The defendant filed several objections to the presentence report, including the one pertinent to this appeal in which he argued that one of his prior drug-related convictions was not a qualifying predicate offense allowing application of the career offender enhancement provisions of U.S.S.G. § 4B1.1. Although the defendant had no previous convictions for a crime of violence as defined in U.S.S.G. § 4B1.2(a), the presentence investigator reported that Wright had two “controlled substances of[850]*850fenses” under U.S.S.G. § 4B1.2(b) which occurred in the fall of 1989. The first conviction, which is not the object of the defendant’s argument, arose from a June 27, 1989 indictment charging Wright with one count of “Aggravated Trafficking” in cocaine in violation of Ohio Rev.Code § 2925.03(A)(1), and one count of “Complicity to Aggravated Trafficking” in cocaine in violation of Ohio Rev.Code § 2925.03(A)(2). Wright pleaded guilty to “Attempted Aggravated Trafficking” and was sentenced to six months in jail on September 27,1989.

The second conviction resulted from an indictment returned on June 14, 1989 charging violations of Ohio Rev.Code § 2925.03(A)(2). The indictment contained counts of “Trafficking in Marijuana,” and “Aggravated Trafficking” in cocaine, and was resolved by a guilty plea to two counts of “Attempted Aggravated Trafficking” for which the defendant received concurrent terms of six months in custody on September 27,1989.

The defendant argued in the district court that in order to qualify as a “controlled substance offense” for the purpose of the career offender enhancement Sentencing Guideline provision, the prior conviction must contain an element of distribution, importation, manufacture or possession with intent to do these things; simple possession will not suffice. The defendant observed that the statute under which he was convicted, although labeled “Attempted Aggravated Trafficking,” punishes both distribution and simple possession of controlled substances. The defendant then asserted that since the statute defines both qualifying and nonqualifying offenses, the sentencing court must look to the underlying conduct which, in the case of the June 14, 1989 indictment, amounted to nothing more than possession of cocaine and marijuana, and therefore the offense did not constitute a proper predicate offense under U.S.S.G. § 4B1.1.

The district court overruled the defendant’s objection, holding that “it is the name of the crime and the elements of the crime as set forth in the statute, and not the particulars of any particular crime that affect whether or not an offense is a controlled substance offense under the guide-, lines.” J.A. at 82.

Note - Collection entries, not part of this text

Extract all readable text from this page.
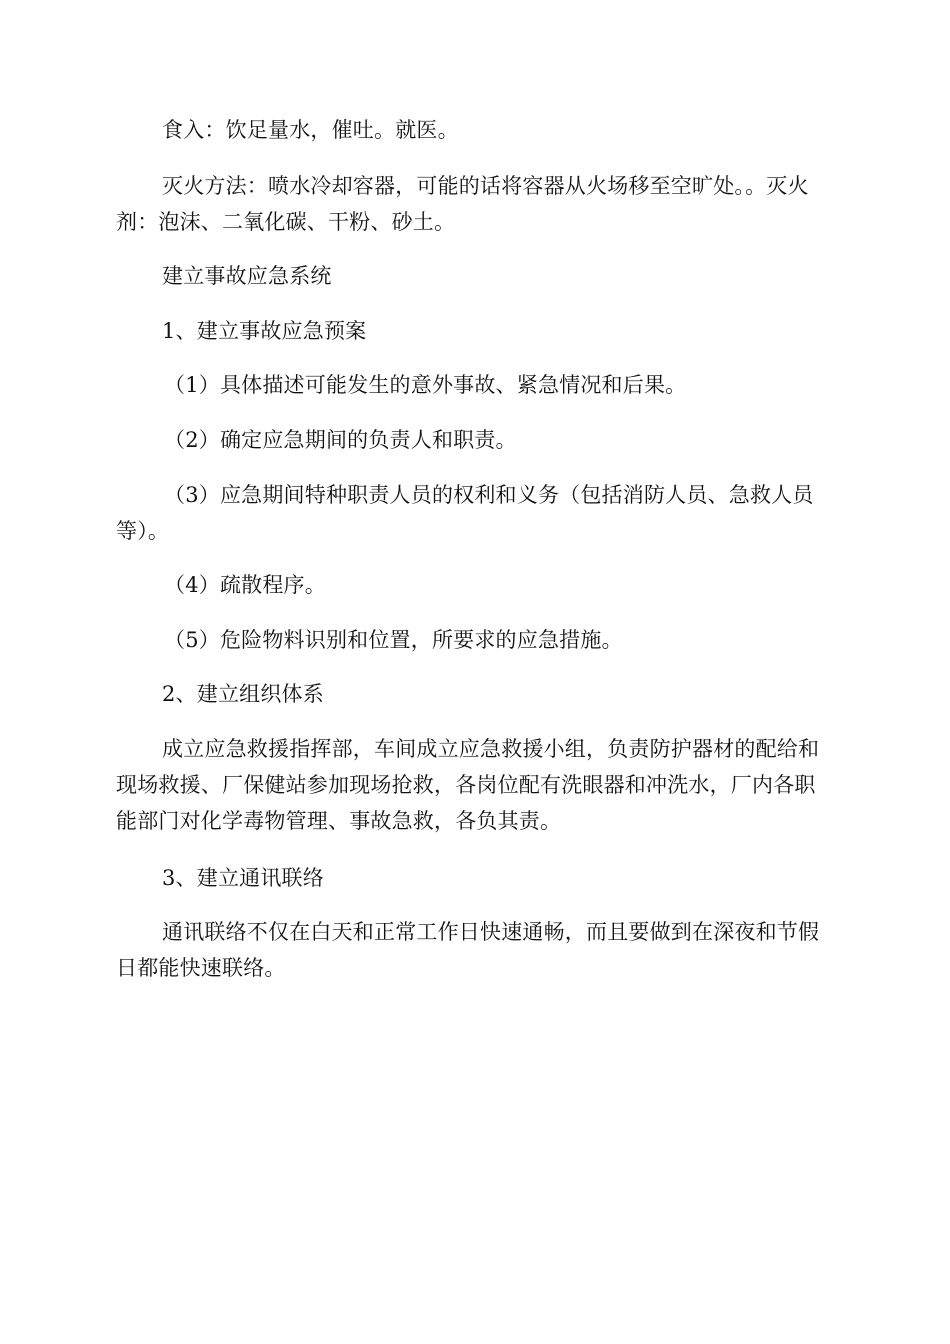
食入：饮足量水，催吐。就医。

灭火方法：喷水冷却容器，可能的话将容器从火场移至空旷处。。灭火剂：泡沫、二氧化碳、干粉、砂土。

建立事故应急系统

1、建立事故应急预案

（1）具体描述可能发生的意外事故、紧急情况和后果。

（2）确定应急期间的负责人和职责。

（3）应急期间特种职责人员的权利和义务（包括消防人员、急救人员等）。

（4）疏散程序。

（5）危险物料识别和位置，所要求的应急措施。

2、建立组织体系

成立应急救援指挥部，车间成立应急救援小组，负责防护器材的配给和现场救援、厂保健站参加现场抢救，各岗位配有洗眼器和冲洗水，厂内各职能部门对化学毒物管理、事故急救，各负其责。

3、建立通讯联络

通讯联络不仅在白天和正常工作日快速通畅，而且要做到在深夜和节假日都能快速联络。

The defendant filed a notice of appeal challenging this ruling. He also contends on appeal that the government failed to provide notice to the defendant under 21 U.S.C. § 851 of its intent to pursue a sentence enhancement, and therefore it may not rely on his prior convictions to enhance the sentence under the Sentencing Guidelines.

II.

When reviewing a sentence imposed by the district court, the sentencing court’s factual determinations are reviewed for clear error, while its legal conclusions, including the propriety of career offender status, are reviewed de novo. United States v. Butler, 207 F.3d 839, 842 (6th Cir.2000).

A.

Turning first to the question of the notice required by 21 U.S.C.